El regreso no es igual porque debe cortar campo, o campo traviesa lejos de la ribera, donde pululan los pichones de aquellas pequeñas aves migratorias a que aludimos y que arrastran sus alitas contra el piso en actitud amenazante, enfrentando esa mole ruidosa que para ellas sería el Ford T mod. 21, con su poderoso motor.
En la estancia, varios vecinos festejan alborozados la llegada del único vehículo a motor que les ayudará a distribuir rollos de alambre, entre los campos recién poblados y en plena colonización.
El cuidado de hacienda lanar en campo abierto significa un esfuerzo sobrehumano y es necesario alambrar. Nuestro gaucho, a quien los vecinos llaman “el maragato” por haber nacido en Carmen
de Patagones, les sonríe mientras rodea el fogón y el asado de capón con que lo esperan. Cuenta el viajero que debió destrampar un gato montés que alguien cazó por su piel.


El Ford T mod. 21 ya está listo para llevar a la ruta a varios “buscadores de oro”, no de las minas, sino de la ribera del mar, pues suponen que de acuerdo a los vetustos mapas que poseen, hay un tesoro enterrado por piratas perseguidos y es necesario encontrarlo.
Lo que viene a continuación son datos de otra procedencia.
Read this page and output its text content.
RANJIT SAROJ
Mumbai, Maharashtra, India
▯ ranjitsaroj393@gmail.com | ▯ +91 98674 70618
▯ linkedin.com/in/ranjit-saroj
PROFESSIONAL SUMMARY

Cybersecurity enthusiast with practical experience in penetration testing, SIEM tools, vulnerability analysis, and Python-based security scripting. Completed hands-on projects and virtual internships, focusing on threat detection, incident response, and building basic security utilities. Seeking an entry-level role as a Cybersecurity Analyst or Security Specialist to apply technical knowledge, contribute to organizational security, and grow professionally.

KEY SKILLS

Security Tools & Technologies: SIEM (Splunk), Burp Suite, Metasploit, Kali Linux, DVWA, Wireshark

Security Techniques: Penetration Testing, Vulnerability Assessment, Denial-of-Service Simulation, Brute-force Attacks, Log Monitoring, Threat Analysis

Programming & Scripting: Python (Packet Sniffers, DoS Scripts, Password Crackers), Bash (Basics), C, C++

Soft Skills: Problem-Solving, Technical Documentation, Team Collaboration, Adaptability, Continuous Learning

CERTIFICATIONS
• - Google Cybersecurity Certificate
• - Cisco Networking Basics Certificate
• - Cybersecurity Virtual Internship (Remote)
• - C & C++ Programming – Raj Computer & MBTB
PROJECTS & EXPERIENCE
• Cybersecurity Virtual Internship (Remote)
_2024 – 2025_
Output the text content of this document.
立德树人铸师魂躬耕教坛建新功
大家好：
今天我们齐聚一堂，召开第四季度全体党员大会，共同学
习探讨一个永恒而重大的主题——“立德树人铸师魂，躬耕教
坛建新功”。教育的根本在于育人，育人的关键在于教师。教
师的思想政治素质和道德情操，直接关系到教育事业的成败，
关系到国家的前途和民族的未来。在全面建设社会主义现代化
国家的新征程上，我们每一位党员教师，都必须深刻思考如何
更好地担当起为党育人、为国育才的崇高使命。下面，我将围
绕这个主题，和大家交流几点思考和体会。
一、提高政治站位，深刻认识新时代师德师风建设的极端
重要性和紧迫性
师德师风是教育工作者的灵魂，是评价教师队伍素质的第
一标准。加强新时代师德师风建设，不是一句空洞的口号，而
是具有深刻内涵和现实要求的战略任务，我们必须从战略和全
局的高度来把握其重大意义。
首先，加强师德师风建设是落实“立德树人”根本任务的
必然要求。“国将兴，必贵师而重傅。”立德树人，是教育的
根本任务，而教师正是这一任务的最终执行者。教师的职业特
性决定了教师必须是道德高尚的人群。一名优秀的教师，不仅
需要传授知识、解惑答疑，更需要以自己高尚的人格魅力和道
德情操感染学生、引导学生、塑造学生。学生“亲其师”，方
El gaucho, o el maragato como quisieran llamarlo, o el matemático, cuando cubica el bañadero de todos los vecinos a efectos de aplicar el antisárnico adecuado en el agua, o el filántropo, cuando acepta en la mesa familiar a los buscadores de oro, hombres de baja catadura; muchos, escorias de las cárceles chilenas que fueron librados a combatir en la guerra del pacífico en 1876, siempre prontos a desenvainar la navaja, pero hambrientos y atentos a la hospitalidad bíblica del gaucho en su morada.
La dignidad, la hospitalidad y el apoyo moral hacia su coterráneo, fueron valores que el gaucho brindó como aporte a la civilización rápida de esta Patagonia que elegimos para vivir.